CONDENSED STEEPWATER SOLUBLESCondensed steepwater solubles are an excellent source of soluble protein for liquid beef supplements. Most condensed steepwater solubles are used in corn gluten feed, but because condensed steepwater solubles have the consistency of molasses, they can also be used in liquid supplements. Condensed steepwater solubles are about 35% protein and can be extremely high in phosphorous and sulfur. In 1999, the wet corn milling industry used 1.4 billion bushels of corn (14.8% of the U.S. supply). Wet milling yields 31.5 pounds of starch with corn being processed into 33 pounds of sweetener or 2.5 gallons of ethanol. Also, 13.5 pounds of gluten feed, 2.5 pounds of gluten meal, and 1.6 pounds of corn oil are produced. In 2000, 10.6 billion pounds of corn gluten feed and corn germ meal were produced.
Dry Milling Process
Corn is nearly two-thirds starch, the primary substrate for alcohol fermentation, so the nutrients in the remaining one-third of the corn kernel are concentrated into distillers feeds. The process begins by grinding the grain; starch must be converted to sugar by enzymes before the yeast can ferment the sugar to produce ethanol and carbon dioxide. The fermentation process takes 40-50 hours. The ethanol is collected and refined, and a centrifuge separates the distillers grains from the solubles, which can then be condensed to about 30% dry matter (condensed distillers solubles). These wet co-products can then be used locally for livestock feed or the produce distillers dried grains, or distillers dried grains with solubles. The dried grains can be transported longer distances, but some feeding value may be lost, and drying is expensive.
Dry Milling Co-Products
Wet distillers grains and distillers grains with solubles contain the remaining nutrients after the corn starch is fermented to alcohol, which means that the original nutrients in the corn are concentrated approximately three times. Wet distillers grains are higher in both protein and energy than corn gluten feed (gluten and oil remain in distillers grains). When distillers grains are dried, however, they do lose some energy value when compared to wet products. Like corn gluten meal, dried distillers grains are a good bypass protein source for cattle.

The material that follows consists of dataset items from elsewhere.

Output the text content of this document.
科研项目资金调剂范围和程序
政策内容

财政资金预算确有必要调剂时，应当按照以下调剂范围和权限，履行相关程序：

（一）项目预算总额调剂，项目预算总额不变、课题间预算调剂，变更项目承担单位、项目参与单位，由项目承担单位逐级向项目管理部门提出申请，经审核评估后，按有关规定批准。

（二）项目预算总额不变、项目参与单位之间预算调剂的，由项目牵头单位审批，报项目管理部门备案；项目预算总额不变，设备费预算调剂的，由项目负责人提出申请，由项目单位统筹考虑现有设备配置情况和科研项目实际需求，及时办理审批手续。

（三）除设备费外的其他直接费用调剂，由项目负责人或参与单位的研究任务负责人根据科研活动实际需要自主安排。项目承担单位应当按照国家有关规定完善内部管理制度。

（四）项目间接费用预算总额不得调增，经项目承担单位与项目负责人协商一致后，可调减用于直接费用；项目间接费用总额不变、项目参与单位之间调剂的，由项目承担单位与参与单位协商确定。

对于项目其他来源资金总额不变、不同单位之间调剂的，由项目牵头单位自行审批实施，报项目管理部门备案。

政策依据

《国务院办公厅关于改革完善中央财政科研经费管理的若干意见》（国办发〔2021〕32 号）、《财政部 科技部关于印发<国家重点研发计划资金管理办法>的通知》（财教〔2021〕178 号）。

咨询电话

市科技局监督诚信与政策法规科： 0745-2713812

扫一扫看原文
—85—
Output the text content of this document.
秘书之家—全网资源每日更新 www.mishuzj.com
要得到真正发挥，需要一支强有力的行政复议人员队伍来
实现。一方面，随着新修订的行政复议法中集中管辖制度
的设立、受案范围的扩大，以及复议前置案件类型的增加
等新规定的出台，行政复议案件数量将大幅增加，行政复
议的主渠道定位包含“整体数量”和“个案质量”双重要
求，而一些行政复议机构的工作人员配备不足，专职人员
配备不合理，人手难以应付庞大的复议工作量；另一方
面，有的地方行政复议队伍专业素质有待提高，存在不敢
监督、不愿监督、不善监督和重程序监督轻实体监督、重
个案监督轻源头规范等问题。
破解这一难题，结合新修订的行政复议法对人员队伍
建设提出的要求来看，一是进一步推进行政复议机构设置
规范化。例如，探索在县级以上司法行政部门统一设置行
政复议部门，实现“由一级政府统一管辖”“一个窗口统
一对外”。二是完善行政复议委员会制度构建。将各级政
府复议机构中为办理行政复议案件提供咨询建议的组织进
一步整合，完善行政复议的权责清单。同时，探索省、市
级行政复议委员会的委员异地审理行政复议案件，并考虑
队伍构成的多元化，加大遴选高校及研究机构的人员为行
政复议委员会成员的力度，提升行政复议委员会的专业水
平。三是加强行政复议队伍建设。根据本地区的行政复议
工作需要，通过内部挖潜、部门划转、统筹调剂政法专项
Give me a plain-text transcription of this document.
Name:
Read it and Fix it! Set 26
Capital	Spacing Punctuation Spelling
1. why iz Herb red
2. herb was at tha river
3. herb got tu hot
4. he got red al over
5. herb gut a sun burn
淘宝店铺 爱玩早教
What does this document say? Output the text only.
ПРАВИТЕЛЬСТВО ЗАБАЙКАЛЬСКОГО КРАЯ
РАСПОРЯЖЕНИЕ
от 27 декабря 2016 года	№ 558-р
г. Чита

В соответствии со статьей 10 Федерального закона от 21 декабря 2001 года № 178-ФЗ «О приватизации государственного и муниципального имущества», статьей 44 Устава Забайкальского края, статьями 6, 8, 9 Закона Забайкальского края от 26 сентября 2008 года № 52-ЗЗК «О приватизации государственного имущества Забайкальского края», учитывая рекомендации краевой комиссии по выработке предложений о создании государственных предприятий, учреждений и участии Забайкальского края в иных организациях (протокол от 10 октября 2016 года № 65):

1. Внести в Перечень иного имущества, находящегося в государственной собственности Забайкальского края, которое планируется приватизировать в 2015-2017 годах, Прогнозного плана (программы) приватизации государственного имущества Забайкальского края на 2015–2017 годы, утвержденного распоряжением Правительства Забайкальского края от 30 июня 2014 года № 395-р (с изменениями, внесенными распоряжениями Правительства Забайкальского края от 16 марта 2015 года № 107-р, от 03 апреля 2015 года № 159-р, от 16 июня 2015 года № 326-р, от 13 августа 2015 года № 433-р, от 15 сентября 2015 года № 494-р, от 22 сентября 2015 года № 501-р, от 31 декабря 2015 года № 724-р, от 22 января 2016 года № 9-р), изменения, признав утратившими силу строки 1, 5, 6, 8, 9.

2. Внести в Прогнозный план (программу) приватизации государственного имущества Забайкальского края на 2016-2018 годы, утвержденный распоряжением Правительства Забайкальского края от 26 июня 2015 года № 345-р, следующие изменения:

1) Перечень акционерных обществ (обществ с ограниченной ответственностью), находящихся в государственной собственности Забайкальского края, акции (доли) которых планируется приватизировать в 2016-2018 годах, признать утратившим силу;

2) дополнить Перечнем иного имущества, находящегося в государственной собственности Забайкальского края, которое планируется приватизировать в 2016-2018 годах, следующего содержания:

CONDENSED DISTILLERS SOLUBLES
Distillers solubles can be added to the distillers grains, or condensed and used as a liquid cattle feed supplement. Condensed distillers solubles appear to be slightly higher in energy and similar in protein to wet distillers grains when adjusted for moisture. The protein level is similar to distillers grains (approximately 30%). Because condensed distillers solubles are 70% moisture, upper Midwestern feeders should use heated or underground tanks to prevent freezing.